En mars 2026, l’écart entre les taux variables et les taux fixes reste faible, oscillant entre 0,44 et 0,54 point de pourcentage. Si vous pensez que la Banque du Canada maintiendra ou augmentera ses taux au cours de l’année à venir, opter dès maintenant pour un taux fixe pourrait vous protéger contre une hausse de vos mensualités. Si vous anticipez de nouvelles baisses, conserver un taux variable pourrait vous permettre de réaliser des économies. L’essentiel est d’adapter le moment de votre conversion à votre marge de manœuvre financière et à vos prévisions en matière de taux.

Qu’est-ce que la conversion d’un prêt hypothécaire ?

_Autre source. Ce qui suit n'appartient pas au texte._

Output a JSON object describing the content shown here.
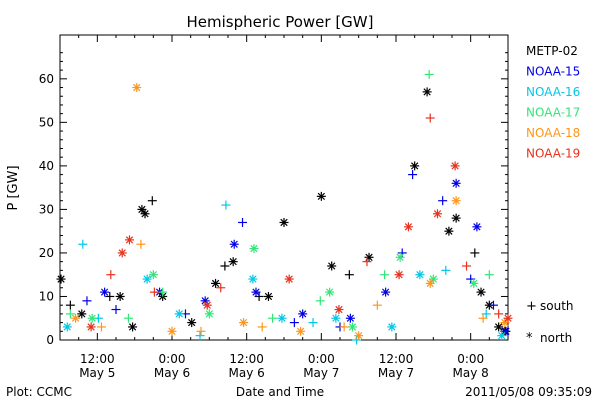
{
  "chart_data": {
    "type": "scatter",
    "title": "Hemispheric Power [GW]",
    "ylabel": "P [GW]",
    "xlabel": "Date and Time",
    "ylim": [
      0,
      68
    ],
    "xlim": [
      "2011-05-05T06:00",
      "2011-05-08T06:00"
    ],
    "yticks": [
      0,
      10,
      20,
      30,
      40,
      50,
      60
    ],
    "xticks": [
      {
        "t": "2011-05-05T12:00",
        "time": "12:00",
        "date": "May 5"
      },
      {
        "t": "2011-05-06T00:00",
        "time": "0:00",
        "date": "May 6"
      },
      {
        "t": "2011-05-06T12:00",
        "time": "12:00",
        "date": "May 6"
      },
      {
        "t": "2011-05-07T00:00",
        "time": "0:00",
        "date": "May 7"
      },
      {
        "t": "2011-05-07T12:00",
        "time": "12:00",
        "date": "May 7"
      },
      {
        "t": "2011-05-08T00:00",
        "time": "0:00",
        "date": "May 8"
      }
    ],
    "legend": {
      "placement": "right",
      "south_label": "south",
      "north_label": "north",
      "south_symbol": "+",
      "north_symbol": "*"
    },
    "series": [
      {
        "name": "METP-02",
        "color": "#000000",
        "points": [
          {
            "x": "2011-05-05T06:10",
            "y": 14,
            "hemi": "north"
          },
          {
            "x": "2011-05-05T07:40",
            "y": 8,
            "hemi": "south"
          },
          {
            "x": "2011-05-05T09:30",
            "y": 6,
            "hemi": "north"
          },
          {
            "x": "2011-05-05T14:00",
            "y": 10,
            "hemi": "south"
          },
          {
            "x": "2011-05-05T15:40",
            "y": 10,
            "hemi": "north"
          },
          {
            "x": "2011-05-05T17:40",
            "y": 3,
            "hemi": "north"
          },
          {
            "x": "2011-05-05T19:10",
            "y": 30,
            "hemi": "north"
          },
          {
            "x": "2011-05-05T19:40",
            "y": 29,
            "hemi": "north"
          },
          {
            "x": "2011-05-05T20:50",
            "y": 32,
            "hemi": "south"
          },
          {
            "x": "2011-05-05T22:30",
            "y": 10,
            "hemi": "north"
          },
          {
            "x": "2011-05-06T03:10",
            "y": 4,
            "hemi": "north"
          },
          {
            "x": "2011-05-06T07:00",
            "y": 13,
            "hemi": "north"
          },
          {
            "x": "2011-05-06T08:30",
            "y": 17,
            "hemi": "south"
          },
          {
            "x": "2011-05-06T09:50",
            "y": 18,
            "hemi": "north"
          },
          {
            "x": "2011-05-06T14:00",
            "y": 10,
            "hemi": "south"
          },
          {
            "x": "2011-05-06T15:30",
            "y": 10,
            "hemi": "north"
          },
          {
            "x": "2011-05-06T18:00",
            "y": 27,
            "hemi": "north"
          },
          {
            "x": "2011-05-07T00:00",
            "y": 33,
            "hemi": "north"
          },
          {
            "x": "2011-05-07T01:40",
            "y": 17,
            "hemi": "north"
          },
          {
            "x": "2011-05-07T04:30",
            "y": 15,
            "hemi": "south"
          },
          {
            "x": "2011-05-07T07:40",
            "y": 19,
            "hemi": "north"
          },
          {
            "x": "2011-05-07T15:00",
            "y": 40,
            "hemi": "north"
          },
          {
            "x": "2011-05-07T17:00",
            "y": 57,
            "hemi": "north"
          },
          {
            "x": "2011-05-07T20:30",
            "y": 25,
            "hemi": "north"
          },
          {
            "x": "2011-05-07T21:40",
            "y": 28,
            "hemi": "north"
          },
          {
            "x": "2011-05-08T00:40",
            "y": 20,
            "hemi": "south"
          },
          {
            "x": "2011-05-08T01:40",
            "y": 11,
            "hemi": "north"
          },
          {
            "x": "2011-05-08T03:00",
            "y": 8,
            "hemi": "north"
          },
          {
            "x": "2011-05-08T04:30",
            "y": 3,
            "hemi": "north"
          },
          {
            "x": "2011-05-08T05:30",
            "y": 2,
            "hemi": "north"
          }
        ]
      },
      {
        "name": "NOAA-15",
        "color": "#0000e6",
        "points": [
          {
            "x": "2011-05-05T10:20",
            "y": 9,
            "hemi": "south"
          },
          {
            "x": "2011-05-05T13:10",
            "y": 11,
            "hemi": "north"
          },
          {
            "x": "2011-05-05T15:00",
            "y": 7,
            "hemi": "south"
          },
          {
            "x": "2011-05-05T22:00",
            "y": 11,
            "hemi": "north"
          },
          {
            "x": "2011-05-06T02:10",
            "y": 6,
            "hemi": "south"
          },
          {
            "x": "2011-05-06T05:20",
            "y": 9,
            "hemi": "north"
          },
          {
            "x": "2011-05-06T10:00",
            "y": 22,
            "hemi": "north"
          },
          {
            "x": "2011-05-06T11:20",
            "y": 27,
            "hemi": "south"
          },
          {
            "x": "2011-05-06T13:30",
            "y": 11,
            "hemi": "north"
          },
          {
            "x": "2011-05-06T19:40",
            "y": 4,
            "hemi": "south"
          },
          {
            "x": "2011-05-06T21:00",
            "y": 6,
            "hemi": "north"
          },
          {
            "x": "2011-05-07T03:00",
            "y": 3,
            "hemi": "south"
          },
          {
            "x": "2011-05-07T04:40",
            "y": 5,
            "hemi": "north"
          },
          {
            "x": "2011-05-07T10:20",
            "y": 11,
            "hemi": "north"
          },
          {
            "x": "2011-05-07T13:00",
            "y": 20,
            "hemi": "south"
          },
          {
            "x": "2011-05-07T14:40",
            "y": 38,
            "hemi": "south"
          },
          {
            "x": "2011-05-07T19:30",
            "y": 32,
            "hemi": "south"
          },
          {
            "x": "2011-05-07T21:40",
            "y": 36,
            "hemi": "north"
          },
          {
            "x": "2011-05-08T00:00",
            "y": 14,
            "hemi": "south"
          },
          {
            "x": "2011-05-08T01:00",
            "y": 26,
            "hemi": "north"
          },
          {
            "x": "2011-05-08T03:40",
            "y": 8,
            "hemi": "south"
          },
          {
            "x": "2011-05-08T05:40",
            "y": 2,
            "hemi": "north"
          }
        ]
      },
      {
        "name": "NOAA-16",
        "color": "#00c8e6",
        "points": [
          {
            "x": "2011-05-05T07:10",
            "y": 3,
            "hemi": "north"
          },
          {
            "x": "2011-05-05T09:40",
            "y": 22,
            "hemi": "south"
          },
          {
            "x": "2011-05-05T12:10",
            "y": 5,
            "hemi": "south"
          },
          {
            "x": "2011-05-05T20:00",
            "y": 14,
            "hemi": "north"
          },
          {
            "x": "2011-05-06T01:10",
            "y": 6,
            "hemi": "north"
          },
          {
            "x": "2011-05-06T04:30",
            "y": 1,
            "hemi": "south"
          },
          {
            "x": "2011-05-06T08:40",
            "y": 31,
            "hemi": "south"
          },
          {
            "x": "2011-05-06T13:00",
            "y": 14,
            "hemi": "north"
          },
          {
            "x": "2011-05-06T17:40",
            "y": 5,
            "hemi": "north"
          },
          {
            "x": "2011-05-06T22:40",
            "y": 4,
            "hemi": "south"
          },
          {
            "x": "2011-05-07T02:20",
            "y": 5,
            "hemi": "north"
          },
          {
            "x": "2011-05-07T05:40",
            "y": 0,
            "hemi": "south"
          },
          {
            "x": "2011-05-07T11:20",
            "y": 3,
            "hemi": "north"
          },
          {
            "x": "2011-05-07T15:50",
            "y": 15,
            "hemi": "north"
          },
          {
            "x": "2011-05-07T20:00",
            "y": 16,
            "hemi": "south"
          },
          {
            "x": "2011-05-08T02:30",
            "y": 6,
            "hemi": "south"
          },
          {
            "x": "2011-05-08T05:00",
            "y": 1,
            "hemi": "north"
          }
        ]
      },
      {
        "name": "NOAA-17",
        "color": "#32e678",
        "points": [
          {
            "x": "2011-05-05T07:40",
            "y": 6,
            "hemi": "south"
          },
          {
            "x": "2011-05-05T11:10",
            "y": 5,
            "hemi": "north"
          },
          {
            "x": "2011-05-05T17:00",
            "y": 5,
            "hemi": "south"
          },
          {
            "x": "2011-05-05T21:00",
            "y": 15,
            "hemi": "north"
          },
          {
            "x": "2011-05-05T22:30",
            "y": 11,
            "hemi": "south"
          },
          {
            "x": "2011-05-06T06:00",
            "y": 6,
            "hemi": "north"
          },
          {
            "x": "2011-05-06T13:10",
            "y": 21,
            "hemi": "north"
          },
          {
            "x": "2011-05-06T16:10",
            "y": 5,
            "hemi": "south"
          },
          {
            "x": "2011-05-06T23:50",
            "y": 9,
            "hemi": "south"
          },
          {
            "x": "2011-05-07T01:20",
            "y": 11,
            "hemi": "north"
          },
          {
            "x": "2011-05-07T05:00",
            "y": 3,
            "hemi": "north"
          },
          {
            "x": "2011-05-07T10:10",
            "y": 15,
            "hemi": "south"
          },
          {
            "x": "2011-05-07T12:40",
            "y": 19,
            "hemi": "north"
          },
          {
            "x": "2011-05-07T17:20",
            "y": 61,
            "hemi": "south"
          },
          {
            "x": "2011-05-07T18:00",
            "y": 14,
            "hemi": "north"
          },
          {
            "x": "2011-05-08T00:30",
            "y": 13,
            "hemi": "north"
          },
          {
            "x": "2011-05-08T03:00",
            "y": 15,
            "hemi": "south"
          }
        ]
      },
      {
        "name": "NOAA-18",
        "color": "#ff9619",
        "points": [
          {
            "x": "2011-05-05T08:30",
            "y": 5,
            "hemi": "north"
          },
          {
            "x": "2011-05-05T12:40",
            "y": 3,
            "hemi": "south"
          },
          {
            "x": "2011-05-05T18:20",
            "y": 58,
            "hemi": "north"
          },
          {
            "x": "2011-05-05T19:00",
            "y": 22,
            "hemi": "south"
          },
          {
            "x": "2011-05-06T00:00",
            "y": 2,
            "hemi": "north"
          },
          {
            "x": "2011-05-06T04:40",
            "y": 2,
            "hemi": "south"
          },
          {
            "x": "2011-05-06T11:30",
            "y": 4,
            "hemi": "north"
          },
          {
            "x": "2011-05-06T14:30",
            "y": 3,
            "hemi": "south"
          },
          {
            "x": "2011-05-06T20:40",
            "y": 2,
            "hemi": "north"
          },
          {
            "x": "2011-05-07T03:40",
            "y": 3,
            "hemi": "south"
          },
          {
            "x": "2011-05-07T06:00",
            "y": 1,
            "hemi": "north"
          },
          {
            "x": "2011-05-07T09:00",
            "y": 8,
            "hemi": "south"
          },
          {
            "x": "2011-05-07T17:30",
            "y": 13,
            "hemi": "north"
          },
          {
            "x": "2011-05-07T21:40",
            "y": 32,
            "hemi": "north"
          },
          {
            "x": "2011-05-08T02:00",
            "y": 5,
            "hemi": "south"
          },
          {
            "x": "2011-05-08T05:30",
            "y": 4,
            "hemi": "north"
          }
        ]
      },
      {
        "name": "NOAA-19",
        "color": "#e6321e",
        "points": [
          {
            "x": "2011-05-05T11:00",
            "y": 3,
            "hemi": "north"
          },
          {
            "x": "2011-05-05T14:10",
            "y": 15,
            "hemi": "south"
          },
          {
            "x": "2011-05-05T16:00",
            "y": 20,
            "hemi": "north"
          },
          {
            "x": "2011-05-05T17:10",
            "y": 23,
            "hemi": "north"
          },
          {
            "x": "2011-05-05T21:10",
            "y": 11,
            "hemi": "south"
          },
          {
            "x": "2011-05-06T05:40",
            "y": 8,
            "hemi": "north"
          },
          {
            "x": "2011-05-06T07:50",
            "y": 12,
            "hemi": "south"
          },
          {
            "x": "2011-05-06T18:50",
            "y": 14,
            "hemi": "north"
          },
          {
            "x": "2011-05-07T02:50",
            "y": 7,
            "hemi": "north"
          },
          {
            "x": "2011-05-07T07:20",
            "y": 18,
            "hemi": "south"
          },
          {
            "x": "2011-05-07T12:30",
            "y": 15,
            "hemi": "north"
          },
          {
            "x": "2011-05-07T14:00",
            "y": 26,
            "hemi": "north"
          },
          {
            "x": "2011-05-07T17:30",
            "y": 51,
            "hemi": "south"
          },
          {
            "x": "2011-05-07T18:40",
            "y": 29,
            "hemi": "north"
          },
          {
            "x": "2011-05-07T21:30",
            "y": 40,
            "hemi": "north"
          },
          {
            "x": "2011-05-07T23:20",
            "y": 17,
            "hemi": "south"
          },
          {
            "x": "2011-05-08T04:30",
            "y": 6,
            "hemi": "south"
          },
          {
            "x": "2011-05-08T06:00",
            "y": 5,
            "hemi": "north"
          }
        ]
      }
    ]
  },
  "footer": {
    "plot_credit": "Plot: CCMC",
    "timestamp": "2011/05/08 09:35:09"
  }
}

La conversion de prêt hypothécaire vous permet de passer d’un prêt hypothécaire à taux variable à un prêt hypothécaire à taux fixe sans résilier votre contrat actuel ni souscrire un nouveau prêt hypothécaire. Votre prêteur vous propose alors une durée fixe — généralement égale ou supérieure à la durée restante de votre prêt — en appliquant ses taux fixes actuels, qu’ils soient affichés ou réduits.

Cette option est intégrée à la plupart des prêts hypothécaires à taux variable au Canada, ce qui vous offre la possibilité de garantir la stabilité de vos mensualités si les conditions du marché venaient à changer. Le solde du capital, le calendrier d’amortissement et le prêteur restent inchangés ; seul le type de taux d’intérêt évolue.

En quoi cela diffère-t-il du refinancement ?

La conversion s’effectue dans le cadre de votre prêt immobilier actuel. Le refinancement consiste à remplacer votre prêt immobilier actuel par un nouveau, souvent auprès d’un autre prêteur. Le refinancement nécessite une demande de crédit complète, une vérification de vos revenus et une évaluation de votre capacité de remboursement en cas de crise. Il peut également entraîner des pénalités de remboursement anticipé.

La conversion permet généralement d’éviter ces obstacles. La plupart des prêteurs traitent les conversions en interne, sans nouvelle autorisation ni frais juridiques. Toutefois, le taux fixe qui vous est proposé correspond généralement au taux actuel affiché par le prêteur, qui peut être supérieur aux taux concurrentiels du marché.

Quand opter pour un taux fixe

Le moment opportun pour changer de taux dépend de trois facteurs : votre réserve financière, l’évolution des taux de la Banque du Canada et l’écart actuel entre les taux variables et les taux fixes. Si vous êtes en mesure de faire face à d’éventuelles hausses de taux et que vous pensez que de nouvelles baisses sont à venir, il peut être avantageux de conserver un taux variable.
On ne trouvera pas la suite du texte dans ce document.